Quand je traduis, je pars du français, c'est de lui que je m'élance, à son attraction que j'essaie d'échapper le temps d'un voyage dans une troisième langue (celle de l'auteur, du texte). Je pars du français-terreau pour arriver à un autre français, un français-végétal, qu'il me faut faire pousser en jardinier de l'improbable. Je traduis, pour reprendre la pensée de Meschonnic, une poétique, pas une mécanique. Mon problème n'est donc pas le "foisonnement", mais la fièvre: ce degré d'ébullition auquel a été portée la langue de l'auteur, et que je suis censé "revivre" dans un autre corps.
Ni départ ni arrivée — mais:: une péripétie – du grec περιπέτεια (peripeteia), de περιπετής peripetès: « qui tombe autour, qui tombe sur ». Choir, donc.

mercredi 13 novembre 2013

L'almanach des mots: Barbaut dans les grands fonds

Jacques Barbaut écrit peu mais bien. Il y a trois ans, les éditions NOUS publiait A As Anything. Anthologie de la lettre A. Cette fois-ci, Barbaut délaisse l'alphabet pour le calendrier – car telle est sa matière, et le voilà chronophile –, nous livrant une chronique de l'année 1960. Certes, c'est l'année de la naissance de Barbaut, mais ce dernier n'est pas d'humeur autobiographique – c'est tout le contraire. 1960 est un livre à la croisée de Perec et de David Markson, où, en se faisant compilateur, l'auteur recherche, par le choix des éléments retenus, un compromis séditieux entre effacement et création. Un almanach a pour vocation d'être une œuvre sans auteur. Qu'à cela ne tienne! Barbaut en fera l'œuvre d'un auteur qui aime à se dissoudre dans son œuvre. 
Au fil des pages, des années, des jours, nous sont contés (comptés?) les faits (les effets?) marquants (marqués?) qui ponctuent l'an 60 – car il s'agit bien ici de ponctuation: l'année est une longue phrase qu'il s'agit de ponctuer, par la virgule des événements, le tiret des anecdotes, la parenthèse des aveux, les guillemets des choses dites, les appels de note à la réflexion.
Sous l'apparente factualité dont s'enorgueillit modestement ce recensement des jours gît le projet du livre: faire advenir le sens dans les interstices, écrire à travers la sélection opérée. Comme chez Markson (cf. Arrêter d'écrire), les figures invitées sont souvent des écrivains, non que ce soit eux qui fassent l'Histoire, mais plutôt parce que ce sont eux qui font des histoires (au sens de : chiens dans jeu de quilles).

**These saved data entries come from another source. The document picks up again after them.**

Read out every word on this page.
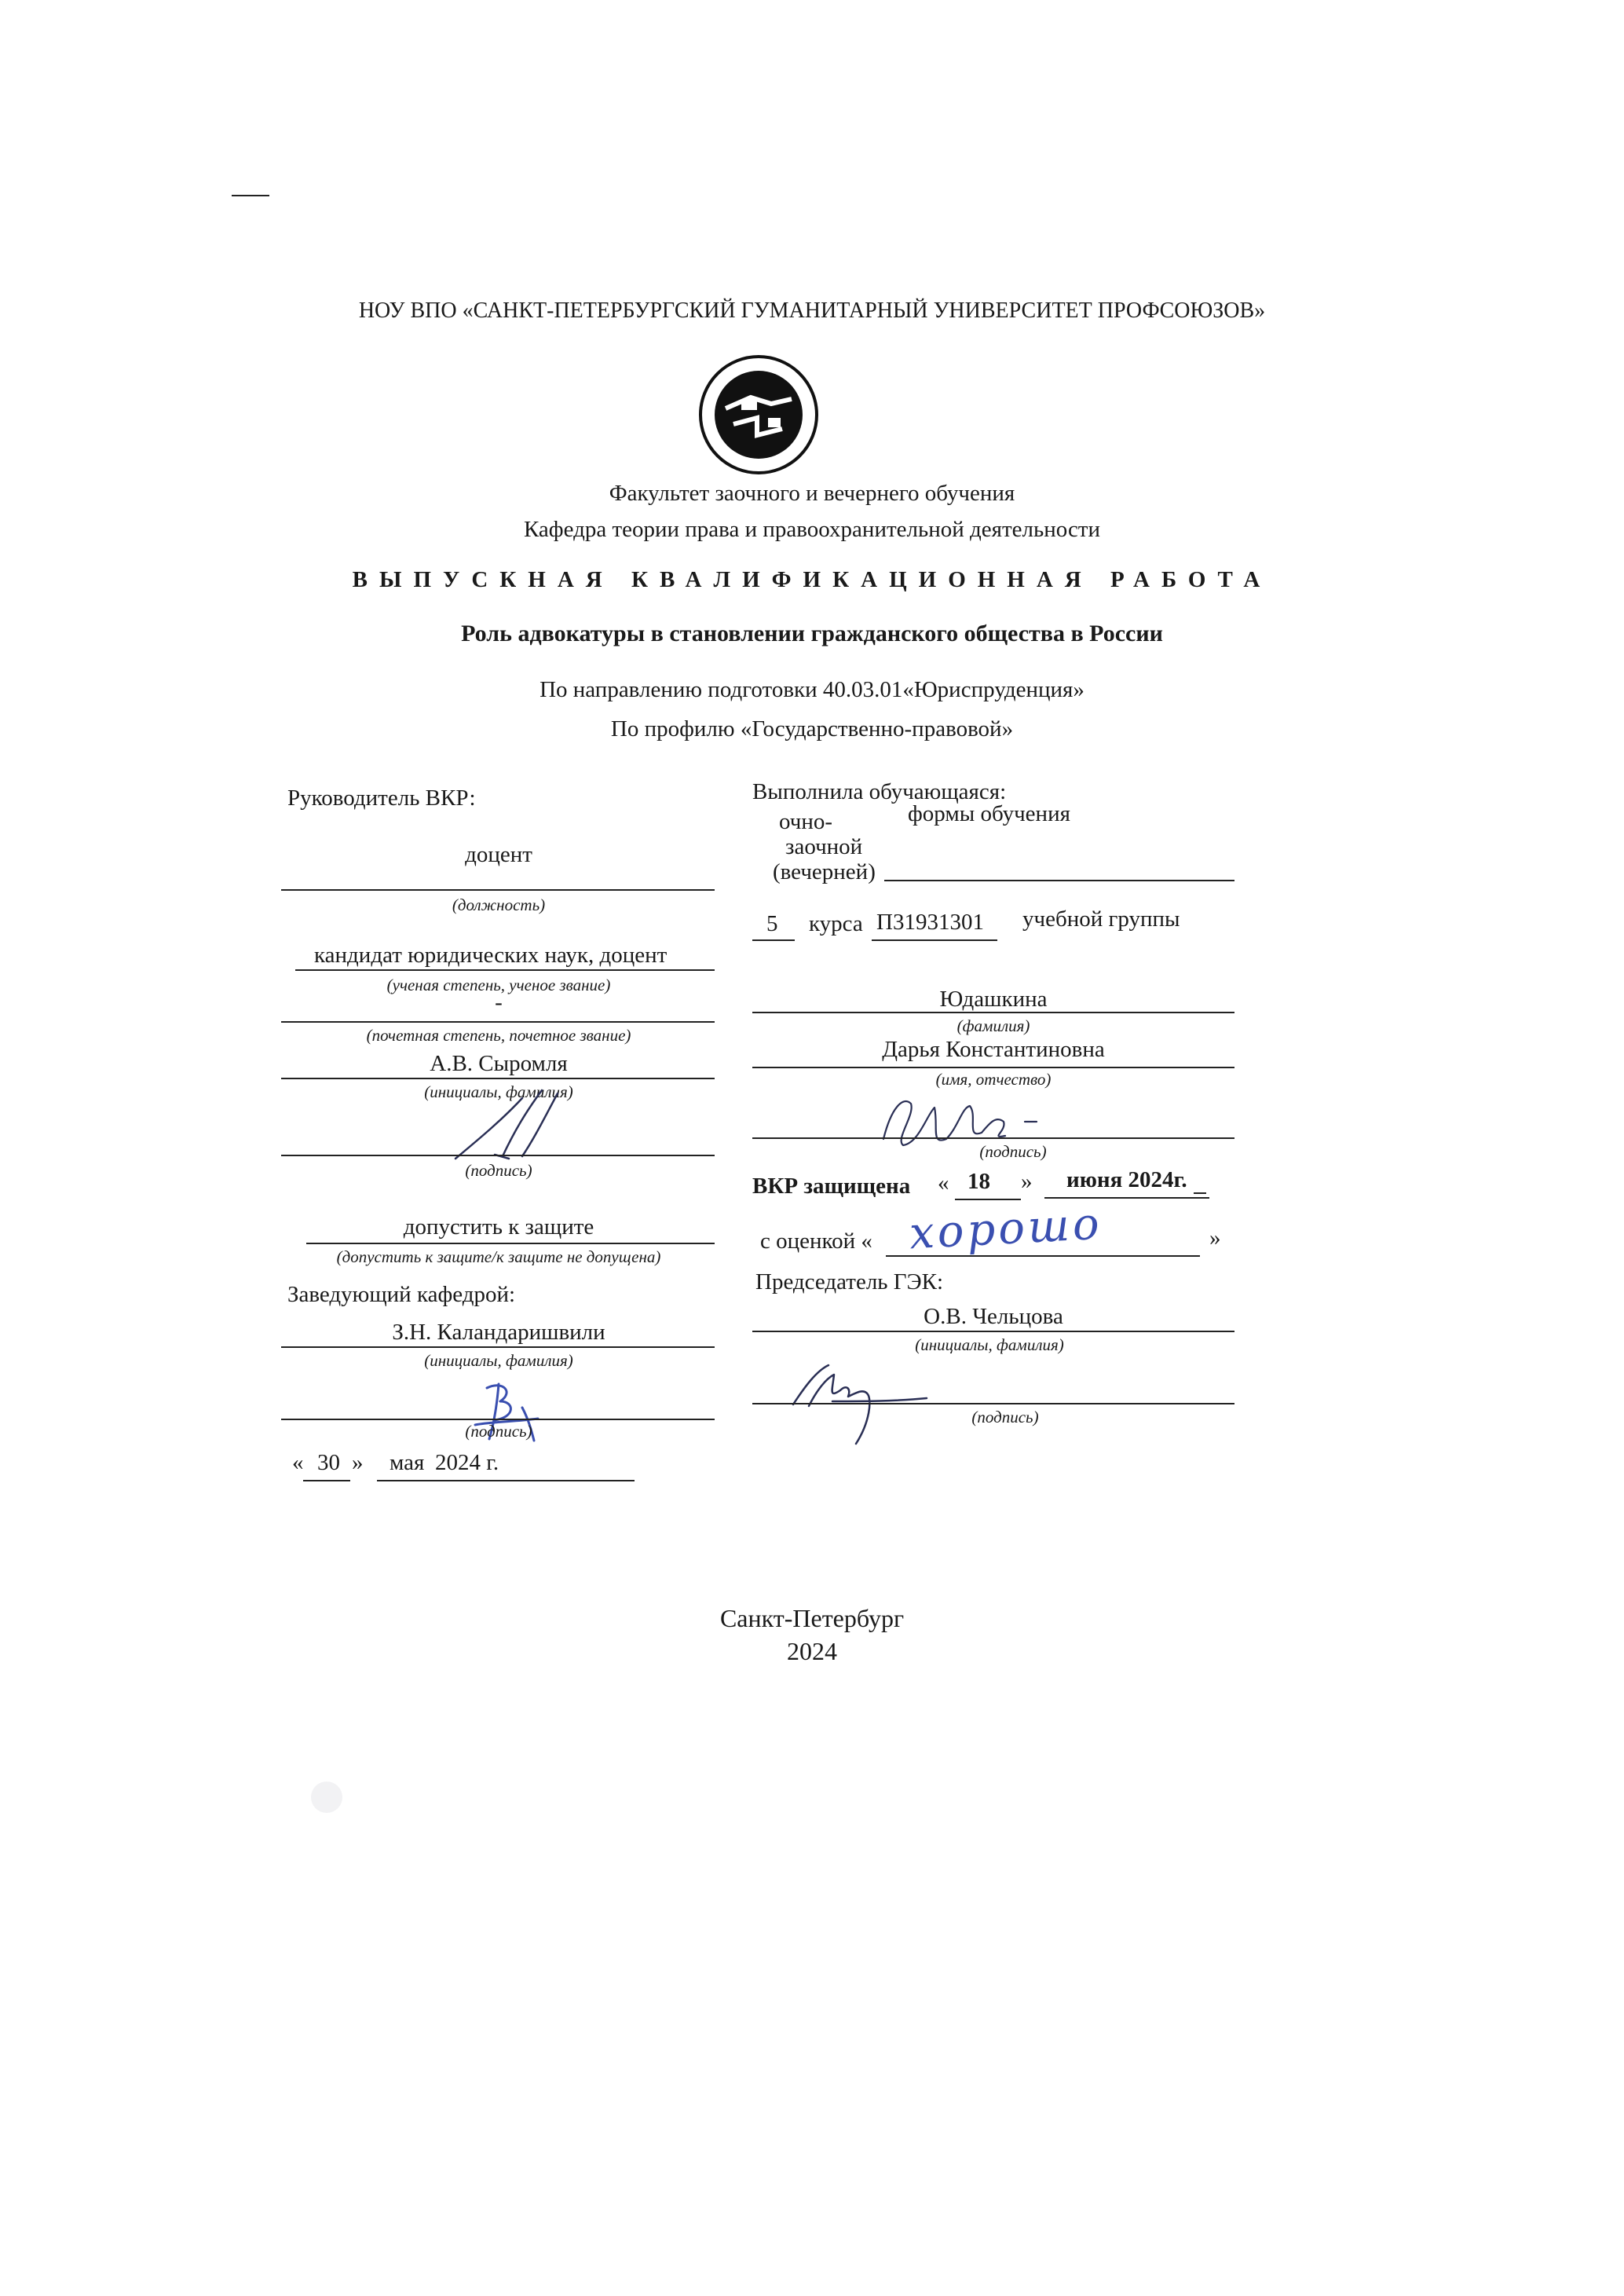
НОУ ВПО «САНКТ-ПЕТЕРБУРГСКИЙ ГУМАНИТАРНЫЙ УНИВЕРСИТЕТ ПРОФСОЮЗОВ»
Факультет заочного и вечернего обучения
Кафедра теории права и правоохранительной деятельности
ВЫПУСКНАЯ КВАЛИФИКАЦИОННАЯ РАБОТА
Роль адвокатуры в становлении гражданского общества в России
По направлению подготовки 40.03.01«Юриспруденция»
По профилю «Государственно-правовой»
Руководитель ВКР:
доцент
(должность)
кандидат юридических наук, доцент
(ученая степень, ученое звание)
-
(почетная степень, почетное звание)
А.В. Сыромля
(инициалы, фамилия)
(подпись)
допустить к защите
(допустить к защите/к защите не допущена)
Заведующий кафедрой:
З.Н. Каландаришвили
(инициалы, фамилия)
(подпись)
« 30 » мая 2024 г.
Выполнила обучающаяся:
очно-	формы обучения
заочной
(вечерней)
5 курса П31931301 учебной группы
Юдашкина
(фамилия)
Дарья Константиновна
(имя, отчество)
(подпись)
ВКР защищена « 18 » июня 2024г.
с оценкой « хорошо	»
Председатель ГЭК:
О.В. Чельцова
(инициалы, фамилия)
(подпись)
Санкт-Петербург
2024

Barbaut, qui sait son nom celui d'un poisson, peut ainsi, parfois, se glisser dans la page, comme en ce 23 janvier, quand l'océanaute Jacques Picard s'en va explorer les grands fonds du Pacifique nord:
— à la lueur des projecteurs: une, puis deux crevettes
rosâtres passent devant le hublot, puis un poisson plat,
d'espèce inconnue
D'espèce inconnue, certes, mais aux mouvements vifs et rusés. A l'instar d'un Frédéric Léal, Barbaut laisse son sujet adopter la page: le nouveau franc apparaît en grisé, comme par frottement du crayon sur le papier; les invectives du capitaine Haddock rythment la chasse au Yéti; il y a des réclames (Bic, what else?), des blasons, des presque calligrammes, des timbres, des encarts, des dessins… On croise Nabokov et Arno Schmidt, Pinget, Camus et Massu, comme autant de saints probables ou incongrus de ce voyage dans le temps.
Avec cet éphéméride attaché à son année zéro, Barbaut nous propose un collage sans colle autre que la vibration des faits, accompli avec les ciseaux non de l'arbitraire mais de la connivence: connivence avec ce qui, dans les plis des jours, fonde la possibilité de son arrachement au silence amniotique.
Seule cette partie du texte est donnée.